Когда-то его радовали панорамные окна квартиры, но теперь лишь доставляет удовольствие то количество света, который сквозь них проникает в квартиру. Чжань закрывает балконную дверь, оставляя весь шум снаружи, и наконец-то придумывает себе занятие. Он устраивает шоппинг. И не на диване на Таобао, а основательно изучает карту города и места расположения художественных магазинов. А после вызывает такси и, добравшись до первого, скупает буквально все, что, как он считает, может ему понадобиться. Холсты, подрамники разных размеров, степлер со сменными блоками, отмахивается от предложения продавца приобрести уже готовые холсты. Берет мольберт, несколько альбомов для скетчей, различающихся по качеству бумаги и назначению. Карандаши, кисти, набор мастихинов. И больше часа копается в ящиках с тюбиками краски, вспоминая, какие цвета ему чаще всего требовались, какие марки были лучше, интересуется у продавца, какие производители появились за последние несколько лет. Последней Чжань долго и придирчиво выбирает грунтовку. Он уверен, когда расплачивается на кассе, — продавец ненавидит его лютой ненавистью.
Дома, оставив покупки в углу гостиной, Чжань сначала оглядывает комнату, невольно вспоминая квартиру-студию своей мечты, а затем принимается за работу — сдвигает диван и кресло к стене, мысленно ругаясь и прикидывая, как бы от них вовсе избавиться. А стеклянный журнальный столик — полнейшее отсутствие фантазии какого-то дизайнера — Чжань и вовсе переставляет на балкон. Там совершенно точно не место для этого столика, но случайно запнуться об него в спальне и разбить, пораниться осколками и длительное время терпеть боль Чжань хочет еще меньше. А небольшой комод, который при покупке шел довеском к дивану, Чжань, наоборот, придвигает поближе к окну.
Закончив с расчисткой пространства, он устанавливает мольберт так, чтобы на холст падало как можно больше света. Найдя на кухне подходящей формы стаканы, расставляет в них кисти и оставляет стаканы и палитры на столешнице комода. Тюбики с краской Чжань сгружает в верхний ящик.

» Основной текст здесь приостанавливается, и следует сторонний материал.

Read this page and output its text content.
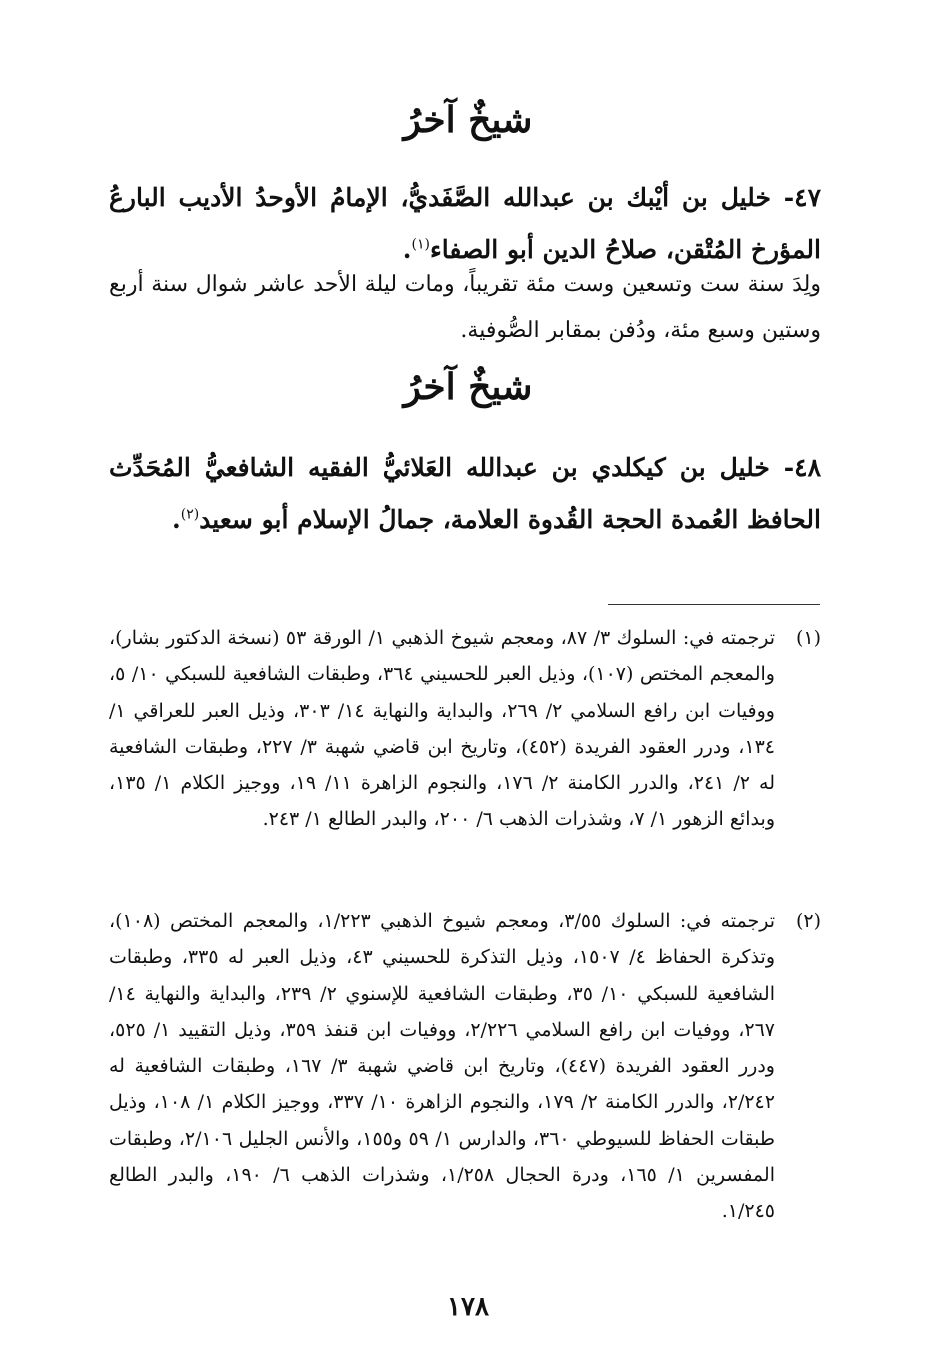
شيخٌ آخرُ
٤٧- خليل بن أيْبك بن عبدالله الصَّفَديُّ، الإمامُ الأوحدُ الأديب البارعُ المؤرخ المُتْقن، صلاحُ الدين أبو الصفاء$^{(١)}$.
ولِدَ سنة ست وتسعين وست مئة تقريباً، ومات ليلة الأحد عاشر شوال سنة أربع وستين وسبع مئة، ودُفن بمقابر الصُّوفية.
شيخٌ آخرُ
٤٨- خليل بن كيكلدي بن عبدالله العَلائيُّ الفقيه الشافعيُّ المُحَدِّث الحافظ العُمدة الحجة القُدوة العلامة، جمالُ الإسلام أبو سعيد$^{(٢)}$.
(١)
ترجمته في: السلوك ٣/ ٨٧، ومعجم شيوخ الذهبي ١/ الورقة ٥٣ (نسخة الدكتور بشار)، والمعجم المختص (١٠٧)، وذيل العبر للحسيني ٣٦٤، وطبقات الشافعية للسبكي ١٠/ ٥، ووفيات ابن رافع السلامي ٢/ ٢٦٩، والبداية والنهاية ١٤/ ٣٠٣، وذيل العبر للعراقي ١/ ١٣٤، ودرر العقود الفريدة (٤٥٢)، وتاريخ ابن قاضي شهبة ٣/ ٢٢٧، وطبقات الشافعية له ٢/ ٢٤١، والدرر الكامنة ٢/ ١٧٦، والنجوم الزاهرة ١١/ ١٩، ووجيز الكلام ١/ ١٣٥، وبدائع الزهور ١/ ٧، وشذرات الذهب ٦/ ٢٠٠، والبدر الطالع ١/ ٢٤٣.
(٢)
ترجمته في: السلوك ٣/٥٥، ومعجم شيوخ الذهبي ١/٢٢٣، والمعجم المختص (١٠٨)، وتذكرة الحفاظ ٤/ ١٥٠٧، وذيل التذكرة للحسيني ٤٣، وذيل العبر له ٣٣٥، وطبقات الشافعية للسبكي ١٠/ ٣٥، وطبقات الشافعية للإسنوي ٢/ ٢٣٩، والبداية والنهاية ١٤/ ٢٦٧، ووفيات ابن رافع السلامي ٢/٢٢٦، ووفيات ابن قنفذ ٣٥٩، وذيل التقييد ١/ ٥٢٥، ودرر العقود الفريدة (٤٤٧)، وتاريخ ابن قاضي شهبة ٣/ ١٦٧، وطبقات الشافعية له ٢/٢٤٢، والدرر الكامنة ٢/ ١٧٩، والنجوم الزاهرة ١٠/ ٣٣٧، ووجيز الكلام ١/ ١٠٨، وذيل طبقات الحفاظ للسيوطي ٣٦٠، والدارس ١/ ٥٩ و١٥٥، والأنس الجليل ٢/١٠٦، وطبقات المفسرين ١/ ١٦٥، ودرة الحجال ١/٢٥٨، وشذرات الذهب ٦/ ١٩٠، والبدر الطالع ١/٢٤٥.
١٧٨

По-хорошему, ему бы начать с чего-то простого. Не зря же альбомы для скетчей набрал. Но желание взяться за все и сразу захлестывает, Чжань не хочет ему сопротивляться. Он вообще не помнит, когда последний раз подобное чувство испытывал. Руки словно сами тянутся к масляным краскам. Так что Чжань даже посмеивается над собственным нетерпением. Чтобы работать с масляными красками, нужно еще подготовить рабочее место. А он отказался от уже загрунтованных холстов. Поэтому выбирает подрамник, уже представляя, за какую первую картину возьмется. Натягивает холст, закрепляя скобами. Проверяет, чтобы все не только выглядело, но и было правильно. Только после берется за грунтовку, наносит ее тонким слоем. Проверяет. И отставляет в сторону подсохнуть.
Два-три часа, чтобы дать слою просохнуть? Раньше для Чжаня это не составляло проблемы. Но раньше он и не бил себя руками от нетерпения. Приходится снова думать, куда себя деть на это время, и Чжань наконец вспоминает, что за день так и забыл напрочь про завтрак и обед. Выудив из вороха вещей толстовку, натягивает ее поверх футболки и спускается вниз, к одному из соседних домов, на первом этаже которого располагается самая незаурядная лапшичная, где кроме лапши еще можно собрать себе малатан. В чем Чжань себе не отказывает. Накладывает полную миску наполнителей — зелень, грибы, рисовую лапшу, спаржу, тофу, несколько кружочков корня лотоса и ломтики курицы. А когда ему отдают готовый суп, не жалеет для него перца. Не самая полезная еда, но Чжань считает, что заслужил. Как и небольшую прогулку после ужина. Все равно ему нужно куда-то деть время.
Вернувшись домой, Чжань снова грунтует холст, ждет, пока грунт просохнет, перебирает вещи, закидывает что-то в стирку, заваривает чай, слоняется по квартире и снова заваривает чай. Проверяет, насколько грунт успел просохнуть, шкурит его, выравнивает и снова грунтует. По идее, нужно слоя четыре, но нетерпения Чжаня хватает только на три. После чего он какое-то время тупит в темное небо за окном, медленно соображая, что даже если грунт успеет просохнуть, раньше, чем взойдет солнце, за масляные краски лучше не браться. И тянется к карандашам и альбомам.
Наутро Чжань заказывает доставку и наспех завтракает. Проверяет грунт и наконец-то берется за палитру. Распределяет по ее поверхности капли краски, выбирает кисти, несколько плоских и жестких, которые ему понадобятся. На несколько минут закрывает глаза, восстанавливая в памяти образ, который собирается перенести на холст, и, глубоко вдохнув, как перед прыжком в воду, берется за работу. Смешивает на палитре краски, разбавляет, чтобы подмалевка получилась максимально прозрачной, а после подмалевки берется за основную часть.
Начинает с пятен, избавляется от белого, закладывает темную основу. После уточняет формы через заходы по контрастам — самые темные и самые светлые. Отходит, прищуривается, возвращается к картине и поправляет то, что не нравится. Тряпкой снимает лишние мазки краски, снова отходит, уже подальше, снова прищуривается, добавляет цвета там, где, как ему кажется, им будет самое место.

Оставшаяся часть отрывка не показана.